- Region: Barbuda
- Ethnicity: Barbudans
- Native speakers: ~1,400 (in Antigua and Barbuda; 2011 estimate)
- Language family: English Creole Antiguan and Barbudan CreoleBarbudan Creole; ;

Language codes
- ISO 639-3: –
- Linguasphere: 52-ABB-apl
- IETF: aig-u-sd-ag10
- regions where Barbudan Creole is the language of the majority

= Barbudan Creole =

Creole spoken in Barbuda

Barbudan Creole is a variety of Antiguan and Barbudan Creole primarily spoken by Barbudans. The dialect is more distant from the dialects of the language spoken in Antigua than that of Montserrat, and the creole largely developed separately from Antiguan Creole due to the isolation of the island and Barbuda having very few English inhabitants during colonial times. As nearly all Barbudans are of Fante ancestry, the creole also tends to be more influenced by the Fante dialect. The past tense marker min is a distinctive feature of the dialect.

== Etymology ==
Barbudan Creole is a formal term often used as an exonym by linguists. In most informal situations, the language is referred to as dialect, raw, broad, or scrap language. Prop taakin is a term used to refer to a mix of Barbudan Creole and standard English, and yankin is a related term.

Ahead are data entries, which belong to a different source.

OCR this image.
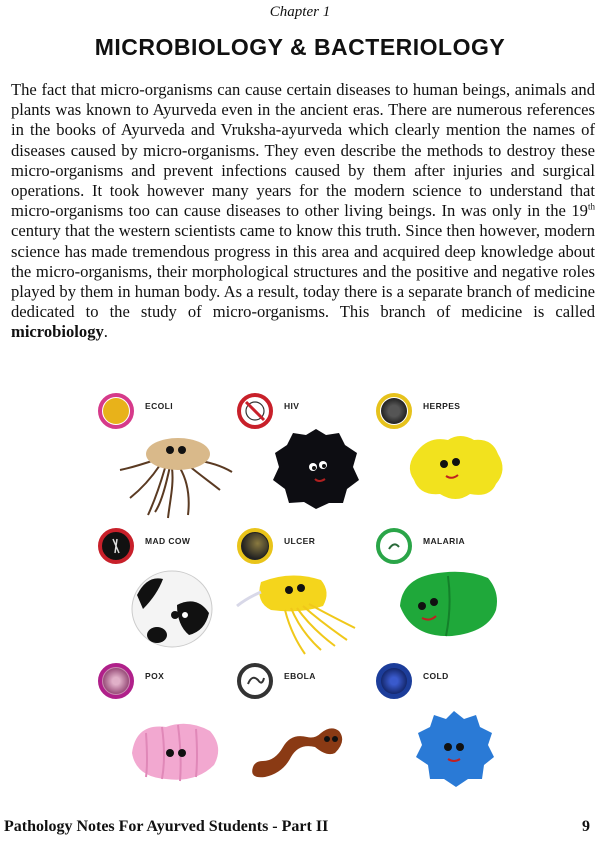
Chapter 1
MICROBIOLOGY & BACTERIOLOGY

The fact that micro-organisms can cause certain diseases to human beings, animals and plants was known to Ayurveda even in the ancient eras. There are numerous references in the books of Ayurveda and Vruksha-ayurveda which clearly mention the names of diseases caused by micro-organisms. They even describe the methods to destroy these micro-organisms and prevent infections caused by them after injuries and surgical operations. It took however many years for the modern science to understand that micro-organisms too can cause diseases to other living beings. In was only in the 19th century that the western scientists came to know this truth. Since then however, modern science has made tremendous progress in this area and acquired deep knowledge about the micro-organisms, their morphological structures and the positive and negative roles played by them in human body. As a result, today there is a separate branch of medicine dedicated to the study of micro-organisms. This branch of medicine is called microbiology.

ECOLI	HIV	HERPES
MAD COW	ULCER	MALARIA
POX	EBOLA	COLD
Pathology Notes For Ayurved Students - Part II	9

Usage of these acrolectal registers tends to be looked down upon in Barbudan society.

== History ==
Beginning in the 1600s, colonists made many attempts at settling Barbuda, each time driven away by the Kalinago, which inhabited the island up to the 1700s. In 1668, John Winthorpe briefly leased the island until relinquishing it, resulting in the Codrington family leasing it from 1685. The development of Barbudan Creole was heavily impacted by the lack of English speakers, ranging from one to four for most of the island's history. White settlement and immigration was largely banned aside from the resident manager until the 1850s, and was still nearly non-existent up to the 2000s.

== Grammar ==
A is the most common progressive aspectual marker in the language. De is also heard to a lesser extent, although it is viewed as less proper and is part of the basilect. There are two future tense markers, go and a go which depend on context. Go is described by Winford as indicating volition, and a go is viewed as indicating intention. Some other future tense markers such as wan and wil also exist, although these are much rarer and only a few persons in a 2002 study used them. Min and the reduced mi are the main past tense markers. An dey is considered the "purest" plural marker among Barbudans, although the plural marker an dem is also heard on the island. The North Antiguan term aayu is also sometimes heard as unu in Barbuda, and the South Antiguan om or am is used in Barbuda to refer to objects.